During my first 4 weeks in Pokhara, I also visited a local orphanage. It was an amazing experience. The orphanage caters for 75 children who have come from varying backgrounds such as losing parents or financial concerns. People are able to visit the orphanage on a volunteer basis to play with the children and help where needed. The children are aged from 2-18 years old and they rely heavily on donations from visitors and from sponsorship of the children. Medical costs of taking the children to local doctors are covered through donations and they require $175 per month. They have designed projects which help to reintroduce children back into their families, and help to develop small businesses for families providing them with income. Donations are also used to help children with congenital abnormalities such as providing surgery for children with a cleft lip or palate. Playing with the children was immensely enjoyable and a privilege. Each child had a unique personality and talents, were well behaved and a delight to be around. I made some lovely friends.

Having taken part in the 'Teddy Bear Hospital' program that was initiated at Keele, a colleague and I thought it would be a good idea to do a similar project with the children of Namaste. We designed some posters, word searches and colouring sheets to teach them about health and hygiene. We taught them about what a doctor is and does, and were able to let them use a stethoscope and pulse oximeter. It was very enjoyable and was also a proud moment as the staff told us that the children can be anxious about doctors so this may help to relieve their fears. Hygiene is an important issue with children and particularly in Nepal with regards to the economic climate, it was a great opportunity to help educate the children about what they should do to keep healthy. Also, as a result of my experience, I have begun a sponsorship program with a 10 year old boy called Ganesh that I met during my stay and intend to visit again very soon.

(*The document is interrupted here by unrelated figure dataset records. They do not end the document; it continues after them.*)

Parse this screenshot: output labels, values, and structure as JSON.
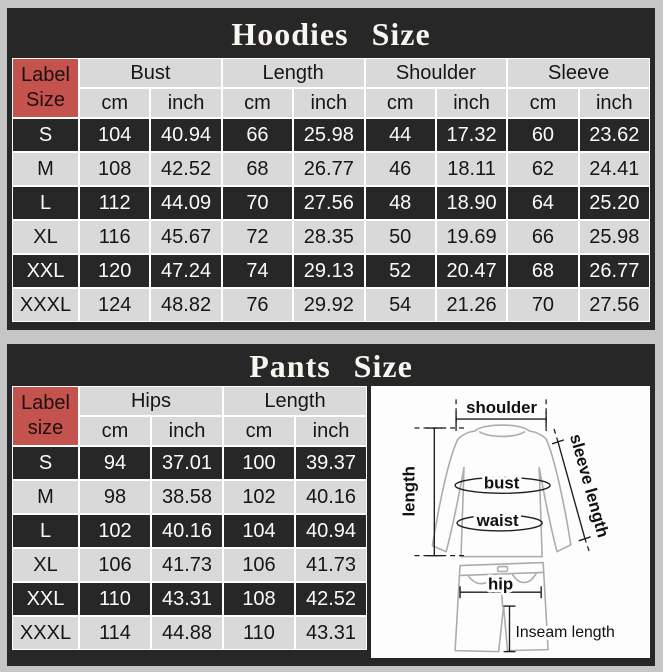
{
  "colors": {
    "outer_background": "#c6c6c6",
    "panel_background": "#272727",
    "dark_cell": "#272727",
    "light_cell": "#d9d9d9",
    "red_label_cell": "#c4534e",
    "cell_border": "#ffffff",
    "title_text": "#f8f6ef"
  },
  "chart_data": [
    {
      "type": "table",
      "title": "Hoodies Size",
      "label_line1": "Label",
      "label_line2": "Size",
      "column_groups": [
        "Bust",
        "Length",
        "Shoulder",
        "Sleeve"
      ],
      "sub_columns": [
        "cm",
        "inch"
      ],
      "rows": [
        {
          "size": "S",
          "values": [
            "104",
            "40.94",
            "66",
            "25.98",
            "44",
            "17.32",
            "60",
            "23.62"
          ]
        },
        {
          "size": "M",
          "values": [
            "108",
            "42.52",
            "68",
            "26.77",
            "46",
            "18.11",
            "62",
            "24.41"
          ]
        },
        {
          "size": "L",
          "values": [
            "112",
            "44.09",
            "70",
            "27.56",
            "48",
            "18.90",
            "64",
            "25.20"
          ]
        },
        {
          "size": "XL",
          "values": [
            "116",
            "45.67",
            "72",
            "28.35",
            "50",
            "19.69",
            "66",
            "25.98"
          ]
        },
        {
          "size": "XXL",
          "values": [
            "120",
            "47.24",
            "74",
            "29.13",
            "52",
            "20.47",
            "68",
            "26.77"
          ]
        },
        {
          "size": "XXXL",
          "values": [
            "124",
            "48.82",
            "76",
            "29.92",
            "54",
            "21.26",
            "70",
            "27.56"
          ]
        }
      ]
    },
    {
      "type": "table",
      "title": "Pants Size",
      "label_line1": "Label",
      "label_line2": "size",
      "column_groups": [
        "Hips",
        "Length"
      ],
      "sub_columns": [
        "cm",
        "inch"
      ],
      "rows": [
        {
          "size": "S",
          "values": [
            "94",
            "37.01",
            "100",
            "39.37"
          ]
        },
        {
          "size": "M",
          "values": [
            "98",
            "38.58",
            "102",
            "40.16"
          ]
        },
        {
          "size": "L",
          "values": [
            "102",
            "40.16",
            "104",
            "40.94"
          ]
        },
        {
          "size": "XL",
          "values": [
            "106",
            "41.73",
            "106",
            "41.73"
          ]
        },
        {
          "size": "XXL",
          "values": [
            "110",
            "43.31",
            "108",
            "42.52"
          ]
        },
        {
          "size": "XXXL",
          "values": [
            "114",
            "44.88",
            "110",
            "43.31"
          ]
        }
      ]
    }
  ],
  "diagram": {
    "shoulder": "shoulder",
    "length": "length",
    "bust": "bust",
    "waist": "waist",
    "sleeve_length": "sleeve length",
    "hip": "hip",
    "inseam_length": "Inseam length"
  }
}
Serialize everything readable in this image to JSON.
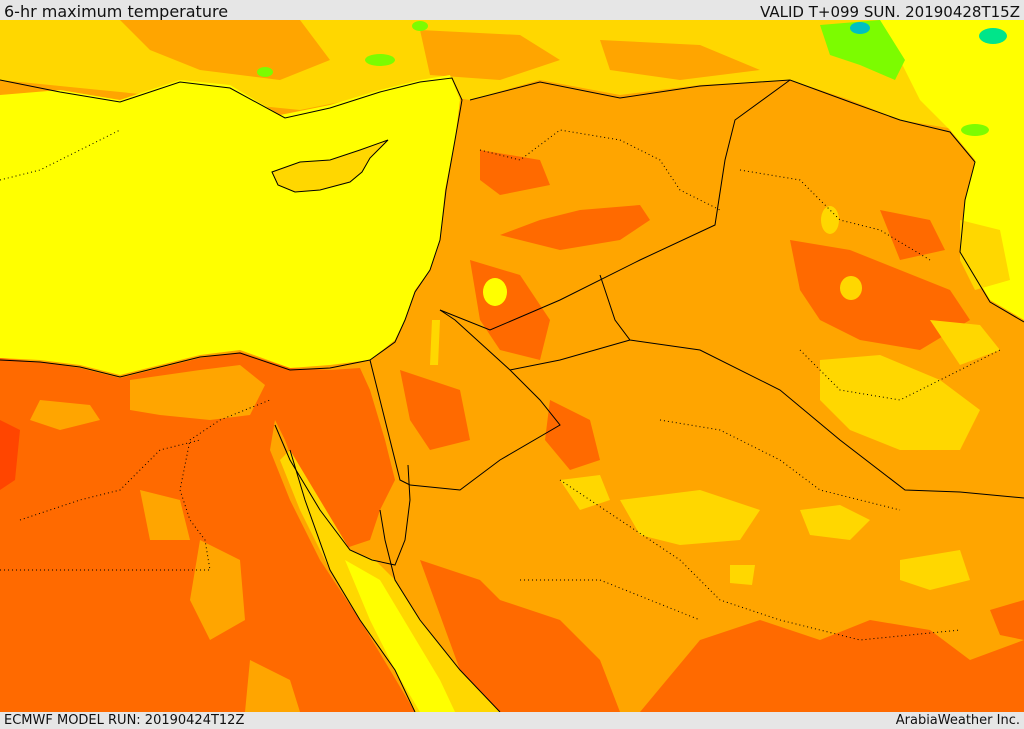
{
  "header": {
    "title": "6-hr maximum temperature",
    "valid": "VALID T+099 SUN. 20190428T15Z"
  },
  "footer": {
    "model_run": "ECMWF MODEL RUN: 20190424T12Z",
    "credit": "ArabiaWeather Inc."
  },
  "palette": {
    "warm": "#ffff00",
    "hot": "#ffd700",
    "hotter": "#ffa500",
    "hottest": "#ff6a00",
    "extreme": "#ff4500",
    "cool": "#7cfc00",
    "coolest": "#00e58a",
    "border": "#000000"
  },
  "map": {
    "region": "eastern-mediterranean-middle-east",
    "features": [
      "mediterranean-sea",
      "cyprus",
      "nile-delta",
      "sinai-peninsula",
      "dead-sea",
      "red-sea",
      "gulf-of-suez",
      "gulf-of-aqaba",
      "syria",
      "iraq",
      "jordan",
      "saudi-arabia",
      "egypt",
      "turkey"
    ]
  }
}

The culture of Nepal is captivating and I enjoyed sampling the many culinary delights of the country. Religion is very important to people and religious symbology can be seen on every street whether it is a small temple to Ganesh or the eyes of the Buddha.  In my spare time, I was able to visit some of the many beautiful temples dedicated to the Gods and Goddesses of the Buddhist and Hindu religions. One particular statue I encountered was called the Shiva Lingam and represented the union of male and female. Couples who were unable to conceive would visit these statues and fertility rites would be performed.

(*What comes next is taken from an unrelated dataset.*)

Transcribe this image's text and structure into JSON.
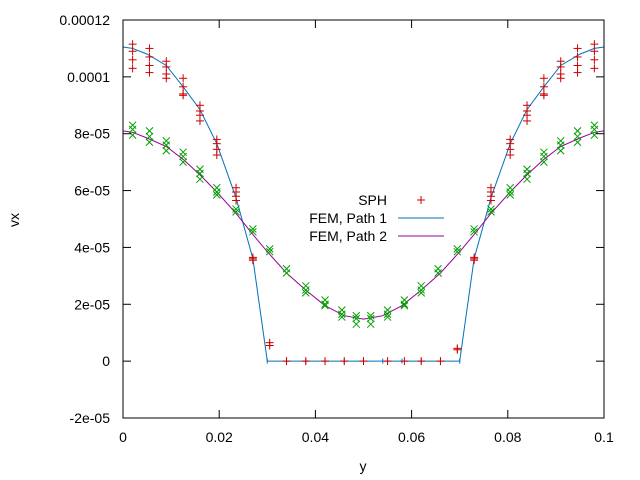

I was also fortunate to be present for the festival of Shiva and I took part in some of the traditional dancing and rather embarrassingly was called a "moron" by one of the dancers! I don't think my height and shoe size helped me to imitate the flowing steps of the traditional dances! We also took the opportunity to go paragliding, cave climbing, and spent a few days on safari in Chitwan National Park, all of which I would thoroughly recommend doing.

The elective was an amazing opportunity for me to experience medicine abroad and I feel I have made the most of my opportunity. I am very grateful to the consultants for their support and teaching. I learnt a lot about how to be a good clinician from observing their examination and surgical skills as well as their decision making.

I saw first-hand the often striking differences between UK and Nepalese medicine and admired the skills of the doctors that have developed from the lack of resources and technology available to them. The principles and management of patients with common obstetric and gynaecological conditions are basically the same as in the UK. The difference is found in the way that they are applied in Nepal, but still managing to achieve success and positive outcomes for their patients.

I also got very involved with Nepalese culture. I sampled traditional cuisine, visited many temples and joined in the festival celebrations! I came to love the country and despite the obvious poverty that clearly impacts on people, it is a happy nation where people appreciate what they have and are thankful.